La France ne s'est toujours pas remise de l'affaire Grégory, ce petit garçon enlevé et tué le 16 octobre 1984. Plus de 35 ans plus tard, on ne connaît toujours pas la vérité derrière cette sordide affaire. Elle vient d'être déterrée par Netflix dans un docu-série de cinq épisodes suffocants qui retrace les moments forts, avec des images d'archives parfois inédites.

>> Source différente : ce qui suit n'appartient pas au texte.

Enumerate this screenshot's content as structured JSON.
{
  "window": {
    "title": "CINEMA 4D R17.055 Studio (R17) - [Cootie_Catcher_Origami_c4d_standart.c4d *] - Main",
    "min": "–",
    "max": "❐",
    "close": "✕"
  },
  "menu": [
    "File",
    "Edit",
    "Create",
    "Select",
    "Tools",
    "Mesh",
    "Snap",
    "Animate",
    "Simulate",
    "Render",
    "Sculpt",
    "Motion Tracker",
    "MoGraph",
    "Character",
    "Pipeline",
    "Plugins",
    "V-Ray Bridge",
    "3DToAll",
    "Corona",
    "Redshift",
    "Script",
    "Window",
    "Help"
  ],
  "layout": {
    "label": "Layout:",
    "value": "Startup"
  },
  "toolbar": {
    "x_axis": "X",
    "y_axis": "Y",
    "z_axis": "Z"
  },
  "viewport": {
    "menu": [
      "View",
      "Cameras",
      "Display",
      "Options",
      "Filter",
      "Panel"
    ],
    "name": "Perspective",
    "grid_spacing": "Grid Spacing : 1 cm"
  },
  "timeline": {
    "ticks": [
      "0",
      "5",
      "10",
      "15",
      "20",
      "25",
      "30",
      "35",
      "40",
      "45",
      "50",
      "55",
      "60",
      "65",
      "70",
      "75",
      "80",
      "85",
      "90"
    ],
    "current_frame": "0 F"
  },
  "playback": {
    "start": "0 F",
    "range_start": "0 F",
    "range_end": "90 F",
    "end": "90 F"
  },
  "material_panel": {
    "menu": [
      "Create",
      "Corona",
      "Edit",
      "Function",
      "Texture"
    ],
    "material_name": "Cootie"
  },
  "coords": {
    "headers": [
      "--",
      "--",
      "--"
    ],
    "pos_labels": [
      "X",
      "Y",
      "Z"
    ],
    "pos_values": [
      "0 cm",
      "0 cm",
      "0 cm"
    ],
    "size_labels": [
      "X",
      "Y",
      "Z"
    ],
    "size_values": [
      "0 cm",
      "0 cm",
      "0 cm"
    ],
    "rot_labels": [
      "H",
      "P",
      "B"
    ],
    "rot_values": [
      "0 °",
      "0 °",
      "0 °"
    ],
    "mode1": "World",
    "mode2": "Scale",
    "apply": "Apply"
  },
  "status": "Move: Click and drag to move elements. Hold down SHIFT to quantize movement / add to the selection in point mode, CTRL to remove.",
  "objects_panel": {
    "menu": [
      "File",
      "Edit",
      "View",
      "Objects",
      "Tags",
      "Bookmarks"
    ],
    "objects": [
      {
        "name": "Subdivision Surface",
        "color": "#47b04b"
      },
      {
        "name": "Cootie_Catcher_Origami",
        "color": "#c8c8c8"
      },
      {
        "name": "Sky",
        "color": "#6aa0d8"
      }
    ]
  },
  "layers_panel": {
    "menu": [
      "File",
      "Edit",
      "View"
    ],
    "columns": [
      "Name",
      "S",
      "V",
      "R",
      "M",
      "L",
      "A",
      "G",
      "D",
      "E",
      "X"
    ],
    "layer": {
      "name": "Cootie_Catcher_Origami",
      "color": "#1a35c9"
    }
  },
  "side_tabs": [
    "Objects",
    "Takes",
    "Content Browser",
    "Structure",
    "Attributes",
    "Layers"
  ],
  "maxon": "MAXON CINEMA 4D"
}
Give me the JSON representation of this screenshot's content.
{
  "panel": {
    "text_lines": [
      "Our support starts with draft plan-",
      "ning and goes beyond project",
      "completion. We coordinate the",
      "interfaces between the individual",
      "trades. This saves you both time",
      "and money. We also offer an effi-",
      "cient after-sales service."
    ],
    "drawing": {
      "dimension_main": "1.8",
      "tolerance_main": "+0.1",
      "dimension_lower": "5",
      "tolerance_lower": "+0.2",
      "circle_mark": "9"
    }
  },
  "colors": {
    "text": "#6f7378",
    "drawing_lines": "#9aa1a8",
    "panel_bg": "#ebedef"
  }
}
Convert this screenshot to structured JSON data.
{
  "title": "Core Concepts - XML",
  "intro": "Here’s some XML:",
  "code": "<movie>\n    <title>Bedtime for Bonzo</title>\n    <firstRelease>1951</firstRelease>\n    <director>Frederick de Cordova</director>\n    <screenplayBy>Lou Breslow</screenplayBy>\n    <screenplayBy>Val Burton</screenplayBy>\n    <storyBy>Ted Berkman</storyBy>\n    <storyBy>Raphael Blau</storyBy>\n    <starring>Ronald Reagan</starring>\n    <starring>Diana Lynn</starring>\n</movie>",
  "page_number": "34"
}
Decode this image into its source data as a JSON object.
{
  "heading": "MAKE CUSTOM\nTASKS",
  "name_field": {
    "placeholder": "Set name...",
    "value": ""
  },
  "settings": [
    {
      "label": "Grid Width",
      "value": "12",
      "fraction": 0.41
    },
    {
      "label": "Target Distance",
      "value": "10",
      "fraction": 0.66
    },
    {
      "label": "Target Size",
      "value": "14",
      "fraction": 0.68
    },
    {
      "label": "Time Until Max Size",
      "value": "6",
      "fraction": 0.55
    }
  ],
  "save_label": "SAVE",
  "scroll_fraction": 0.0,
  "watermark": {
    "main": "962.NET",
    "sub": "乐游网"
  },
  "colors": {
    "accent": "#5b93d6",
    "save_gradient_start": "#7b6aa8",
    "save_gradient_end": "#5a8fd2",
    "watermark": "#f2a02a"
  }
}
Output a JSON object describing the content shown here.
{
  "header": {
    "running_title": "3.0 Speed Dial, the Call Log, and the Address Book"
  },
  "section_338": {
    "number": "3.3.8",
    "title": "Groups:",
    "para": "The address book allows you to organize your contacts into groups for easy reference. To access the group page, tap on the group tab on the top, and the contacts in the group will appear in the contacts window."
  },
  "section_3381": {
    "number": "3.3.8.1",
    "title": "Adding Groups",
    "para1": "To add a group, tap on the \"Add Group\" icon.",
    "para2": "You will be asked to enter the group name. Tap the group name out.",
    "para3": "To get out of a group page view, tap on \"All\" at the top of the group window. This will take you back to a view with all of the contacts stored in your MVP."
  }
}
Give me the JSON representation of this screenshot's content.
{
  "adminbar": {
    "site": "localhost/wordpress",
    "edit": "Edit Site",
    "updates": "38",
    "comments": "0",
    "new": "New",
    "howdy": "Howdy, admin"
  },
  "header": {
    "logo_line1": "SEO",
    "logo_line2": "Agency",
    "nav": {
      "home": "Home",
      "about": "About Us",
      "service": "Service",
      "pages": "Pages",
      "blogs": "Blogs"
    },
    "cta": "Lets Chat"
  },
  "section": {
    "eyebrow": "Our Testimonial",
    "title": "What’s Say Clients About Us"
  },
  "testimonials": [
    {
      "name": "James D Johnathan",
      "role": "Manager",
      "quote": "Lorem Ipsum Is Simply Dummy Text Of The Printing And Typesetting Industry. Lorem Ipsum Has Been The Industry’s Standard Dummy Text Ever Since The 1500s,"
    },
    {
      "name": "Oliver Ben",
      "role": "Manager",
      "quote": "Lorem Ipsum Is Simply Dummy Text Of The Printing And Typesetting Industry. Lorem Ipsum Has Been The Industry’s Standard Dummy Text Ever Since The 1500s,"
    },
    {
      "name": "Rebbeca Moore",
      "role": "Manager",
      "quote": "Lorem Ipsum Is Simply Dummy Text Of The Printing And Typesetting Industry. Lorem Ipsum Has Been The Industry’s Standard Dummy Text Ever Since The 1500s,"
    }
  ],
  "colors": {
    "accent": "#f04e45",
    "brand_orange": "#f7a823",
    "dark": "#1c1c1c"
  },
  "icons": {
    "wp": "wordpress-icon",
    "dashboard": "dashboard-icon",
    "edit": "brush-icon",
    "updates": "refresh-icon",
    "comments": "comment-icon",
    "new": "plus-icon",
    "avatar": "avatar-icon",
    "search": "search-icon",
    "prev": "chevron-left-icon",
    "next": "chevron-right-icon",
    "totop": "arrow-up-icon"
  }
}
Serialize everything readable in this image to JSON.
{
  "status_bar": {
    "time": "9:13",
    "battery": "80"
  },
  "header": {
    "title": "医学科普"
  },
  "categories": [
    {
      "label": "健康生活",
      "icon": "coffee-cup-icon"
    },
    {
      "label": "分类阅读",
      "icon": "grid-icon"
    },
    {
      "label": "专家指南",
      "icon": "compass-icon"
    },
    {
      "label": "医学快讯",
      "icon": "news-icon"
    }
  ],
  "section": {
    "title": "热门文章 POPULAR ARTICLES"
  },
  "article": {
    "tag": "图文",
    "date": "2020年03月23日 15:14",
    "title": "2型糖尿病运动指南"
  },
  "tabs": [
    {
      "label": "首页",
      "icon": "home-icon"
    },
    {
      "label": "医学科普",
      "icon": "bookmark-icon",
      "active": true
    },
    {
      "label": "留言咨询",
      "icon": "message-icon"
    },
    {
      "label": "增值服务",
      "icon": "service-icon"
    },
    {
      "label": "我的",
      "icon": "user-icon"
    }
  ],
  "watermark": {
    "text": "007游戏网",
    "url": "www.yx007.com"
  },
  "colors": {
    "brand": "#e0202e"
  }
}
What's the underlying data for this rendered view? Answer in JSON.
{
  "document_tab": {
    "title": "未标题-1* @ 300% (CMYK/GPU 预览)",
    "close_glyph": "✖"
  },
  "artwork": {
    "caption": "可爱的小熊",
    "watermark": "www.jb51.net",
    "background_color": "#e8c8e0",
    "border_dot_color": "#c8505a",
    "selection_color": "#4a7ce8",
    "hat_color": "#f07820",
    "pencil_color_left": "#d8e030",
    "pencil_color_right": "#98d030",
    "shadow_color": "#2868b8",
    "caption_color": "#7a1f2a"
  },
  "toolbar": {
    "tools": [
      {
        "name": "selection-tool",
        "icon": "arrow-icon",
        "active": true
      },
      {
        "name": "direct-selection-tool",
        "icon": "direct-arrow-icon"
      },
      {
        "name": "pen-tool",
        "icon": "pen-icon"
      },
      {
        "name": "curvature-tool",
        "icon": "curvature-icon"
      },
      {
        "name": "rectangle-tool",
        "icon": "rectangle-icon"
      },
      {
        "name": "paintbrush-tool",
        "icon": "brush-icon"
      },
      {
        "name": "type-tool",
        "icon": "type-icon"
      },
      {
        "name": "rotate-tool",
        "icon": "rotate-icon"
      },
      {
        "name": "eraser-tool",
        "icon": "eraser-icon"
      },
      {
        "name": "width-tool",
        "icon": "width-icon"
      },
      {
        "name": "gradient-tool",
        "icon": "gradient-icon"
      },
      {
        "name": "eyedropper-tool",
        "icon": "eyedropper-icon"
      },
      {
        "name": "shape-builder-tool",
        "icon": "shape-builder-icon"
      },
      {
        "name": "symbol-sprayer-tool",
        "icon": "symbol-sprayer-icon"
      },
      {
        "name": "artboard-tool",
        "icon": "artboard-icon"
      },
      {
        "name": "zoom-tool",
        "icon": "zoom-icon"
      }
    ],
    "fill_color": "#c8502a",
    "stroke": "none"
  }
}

Le documentaire donne pour l'occasion la parole aux différents protagonistes, dont l'ancien commissaire Jacques Corazzi, aux commandes de l'enquête à partir de 1985. Ce dernier avait fait de Christine Villemin la coupable idéale. Dans le troisième épisode, il revient notamment sur l'une de ses rencontres avec la mère de Grégory au cours d'une audition. "Elle a une tenue... bon... Elle est en noir, d'accord... Mais elle a une tenue plaisante, disons. Elle a un pull extrêmement collant. Dans d'autres circonstances, on est presque là à lui faire la cour. Je me dis 'Tiens elle est presque agréable à regarder'. Pour un homme, elle est pas mal quoi."

Des propos sexistes rapidement épinglés sur la toile et qui ont scandalisé de nombreux spectateurs. Par le biais de leur avocate, Me Marie-Christine Chastant-Morand, les parents du petit Grégory ont indiqué dans Le Parisien avoir été "choqués de ces propos tenus tant d'années plus tard". "Comme si la justice dépendait d'une façon de s'habiller... Monsieur Corazzi s'arrête à son enquête qui a pourtant été remise en cause depuis", ajoute-t-elle.

Un temps inculpée pour la meurtre de son fils, Christine Villemin a été totalement blanchie en 1993. Malgré de nombreux rebondissements, l'enquête n'a jamais pu aboutir.